Il palazzo Alcázar di Siviglia in una parola? Un labirinto. Se alle prove di orienteering (quanti ricordi 😄) facevi una fatica bestiale, preparati ad allungare la visita di svariati minuti. Noi siamo rimasti dentro due ore non tanto per il numero di attrazioni, ma perché ci perdevamo ad ogni nuova stanza. L’apice lo abbiamo raggiunto dopo essere entrati nella Casa de la Contratacion e nella Casa del Asistente (l’edificio sulla destra). Ancora oggi non capiamo come abbiamo fatto a uscirne.

Orientamento a parte, la visita al palazzo reale Alcázar di Siviglia offre alcuni spunti interessanti. A noi ci hanno colpito soprattutto i Baños Doña Maria de Padilla (bagni di Donna Maria di Padilla, amante e moglie segreta del re Don Pedro), per la loro affascinante struttura. Certo, trovarli non è poi semplice come può apparire dalla cartina che consegnano all’ingresso, ma di questo ti parlerò più avanti.

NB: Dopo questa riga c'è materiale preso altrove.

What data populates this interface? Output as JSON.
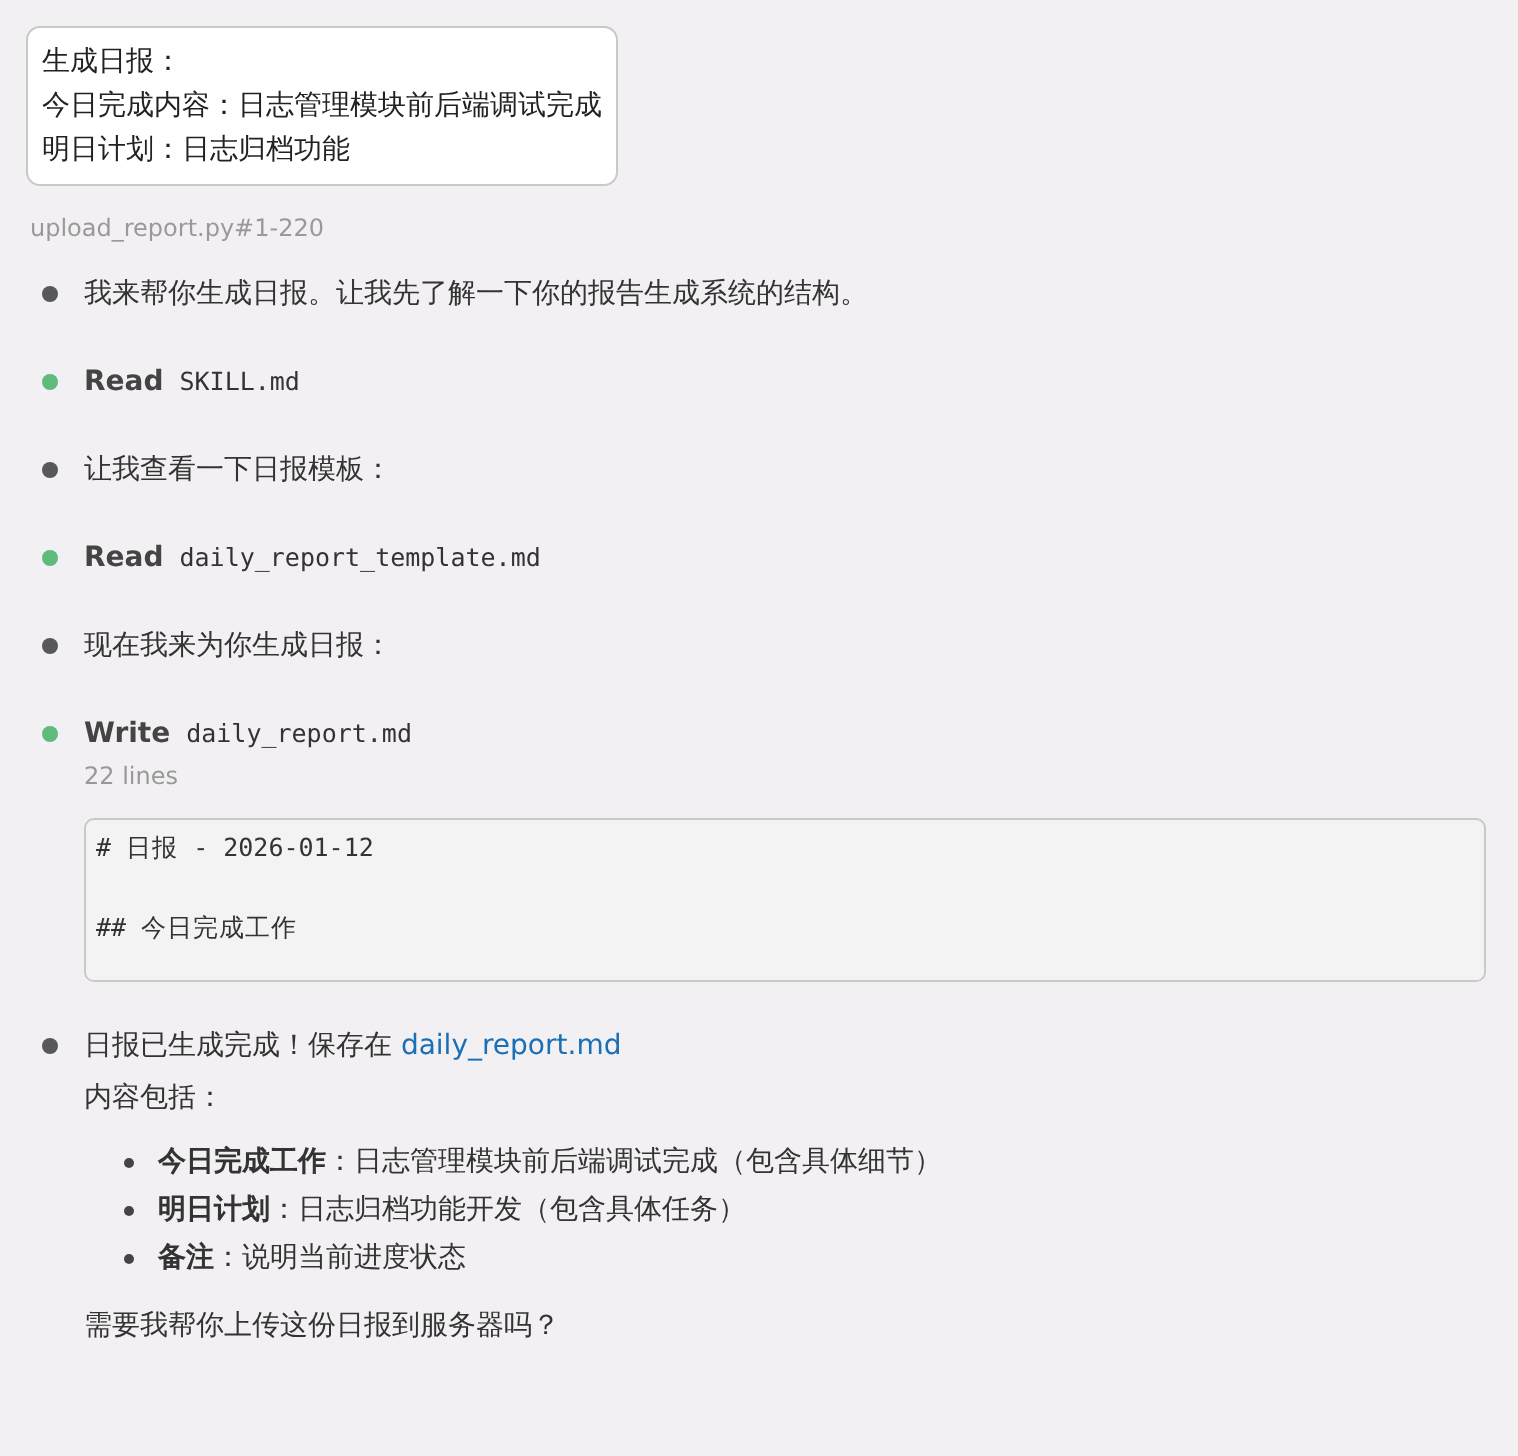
{
  "user_message": {
    "lines": [
      "生成日报：",
      "今日完成内容：日志管理模块前后端调试完成",
      "明日计划：日志归档功能"
    ]
  },
  "file_reference": "upload_report.py#1-220",
  "steps": [
    {
      "kind": "text",
      "color": "#58585c",
      "text": "我来帮你生成日报。让我先了解一下你的报告生成系统的结构。"
    },
    {
      "kind": "tool",
      "color": "#5dbb7c",
      "action": "Read",
      "file": "SKILL.md"
    },
    {
      "kind": "text",
      "color": "#58585c",
      "text": "让我查看一下日报模板："
    },
    {
      "kind": "tool",
      "color": "#5dbb7c",
      "action": "Read",
      "file": "daily_report_template.md"
    },
    {
      "kind": "text",
      "color": "#58585c",
      "text": "现在我来为你生成日报："
    },
    {
      "kind": "tool",
      "color": "#5dbb7c",
      "action": "Write",
      "file": "daily_report.md",
      "line_count": "22 lines",
      "code_lines": [
        {
          "kind": "title",
          "text": "# 日报 - 2026-01-12"
        },
        {
          "kind": "section",
          "text": "## 今日完成工作"
        }
      ]
    },
    {
      "kind": "result",
      "color": "#58585c",
      "text": "日报已生成完成！保存在 ",
      "link": "daily_report.md",
      "subtitle": "内容包括：",
      "bullets": [
        "**今日完成工作**：日志管理模块前后端调试完成（包含具体细节）",
        "**明日计划**：日志归档功能开发（包含具体任务）",
        "**备注**：说明当前进度状态"
      ],
      "question": "需要我帮你上传这份日报到服务器吗？"
    }
  ]
}
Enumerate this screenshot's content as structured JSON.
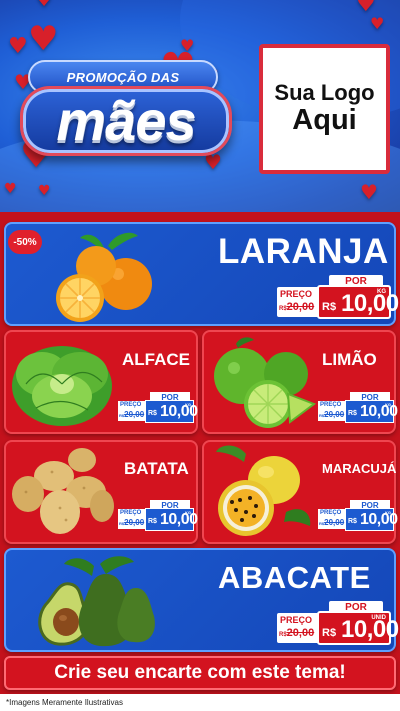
{
  "header": {
    "promo_line": "PROMOÇÃO DAS",
    "promo_word": "mães",
    "logo_line1": "Sua Logo",
    "logo_line2": "Aqui"
  },
  "colors": {
    "blue": "#1d5ad0",
    "red": "#d3131f",
    "white": "#ffffff"
  },
  "products": {
    "laranja": {
      "name": "LARANJA",
      "discount": "-50%",
      "por": "POR",
      "preco_label": "PREÇO",
      "old_currency": "R$",
      "old_price": "20,00",
      "currency": "R$",
      "price": "10,00",
      "unit": "KG"
    },
    "alface": {
      "name": "ALFACE",
      "por": "POR",
      "preco_label": "PREÇO",
      "old_currency": "R$",
      "old_price": "20,00",
      "currency": "R$",
      "price": "10,00",
      "unit": "KG"
    },
    "limao": {
      "name": "LIMÃO",
      "por": "POR",
      "preco_label": "PREÇO",
      "old_currency": "R$",
      "old_price": "20,00",
      "currency": "R$",
      "price": "10,00",
      "unit": "KG"
    },
    "batata": {
      "name": "BATATA",
      "por": "POR",
      "preco_label": "PREÇO",
      "old_currency": "R$",
      "old_price": "20,00",
      "currency": "R$",
      "price": "10,00",
      "unit": "KG"
    },
    "maracuja": {
      "name": "MARACUJÁ",
      "por": "POR",
      "preco_label": "PREÇO",
      "old_currency": "R$",
      "old_price": "20,00",
      "currency": "R$",
      "price": "10,00",
      "unit": "KG"
    },
    "abacate": {
      "name": "ABACATE",
      "por": "POR",
      "preco_label": "PREÇO",
      "old_currency": "R$",
      "old_price": "20,00",
      "currency": "R$",
      "price": "10,00",
      "unit": "UNID"
    }
  },
  "cta": {
    "label": "Crie seu encarte com este tema!"
  },
  "footer": {
    "note": "*Imagens Meramente Ilustrativas"
  }
}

Ti racconterò ora cosa c’è da vedere nel Real Alcázar, una delle migliori cose da vedere a Siviglia, condividendo alcune foto scattate all’interno del palazzo reale. Per prima cosa però mi concentrerò sui consigli pratici, indicando come arrivare all’ingresso principale, oltre a orari e biglietti.

Il consiglio di Viaggi e Ritratti – Se è la tua prima volta qui, insieme alla visita dell’Alcazar ti invito a prendere parte al free tour di Siviglia in italiano della durata di 2 ore, grazie al quale scoprirai i luoghi più iconici e quelli meno conosciuti della città andalusa.

Come arrivare all’Alcázar di Siviglia

L’ingresso principale dell’Alcázar di Siviglia è situato presso il Patio de Banderas, dove è presente la Puerta del Leon.

Consiglio PRO – Se nel navigatore inserisci Alcázar, al tuo arrivo inizierai a girare a vuoto attorno alle mura del Palazzo. Per non perdere tempo (come lo abbiamo perso Chiara ed io) ti suggerisco di impostare da subito come meta finale direttamente Patio de Banderas.

Prezzi dei biglietti per la visita dell’Alcázar di Siviglia

Fino al 31 maggio 2024 il biglietto d’ingresso standard costa 13,50 euro e include l’ingresso ai Palazzi e ai Giardini del Real Alcázar ad eccezione del Cuarto Real Alto (l’insieme degli appartamenti reali). La visita alle stanze della famiglia reale è inclusa nel biglietto Real Alcázar + Cuarto Real Alto al costo di 19 euro. Puoi prenotare i tuoi biglietti sul sito ufficiale alcazarsevilla.org.

Il consiglio di Viaggi e Ritratti – Per conoscere meglio la storia del Real Alcazar e capire che cosa hai di fronte a te quando sarai qui dentro, ti invito a prendere in considerazione il tour dell’Alcazar, della Cattedrale e della Giralda con una guida italiana: dura 2 ore e 30 minuti e include i biglietti salta-fila di tutte e tre le attrazioni. Controlla disponibilità e prezzi qui.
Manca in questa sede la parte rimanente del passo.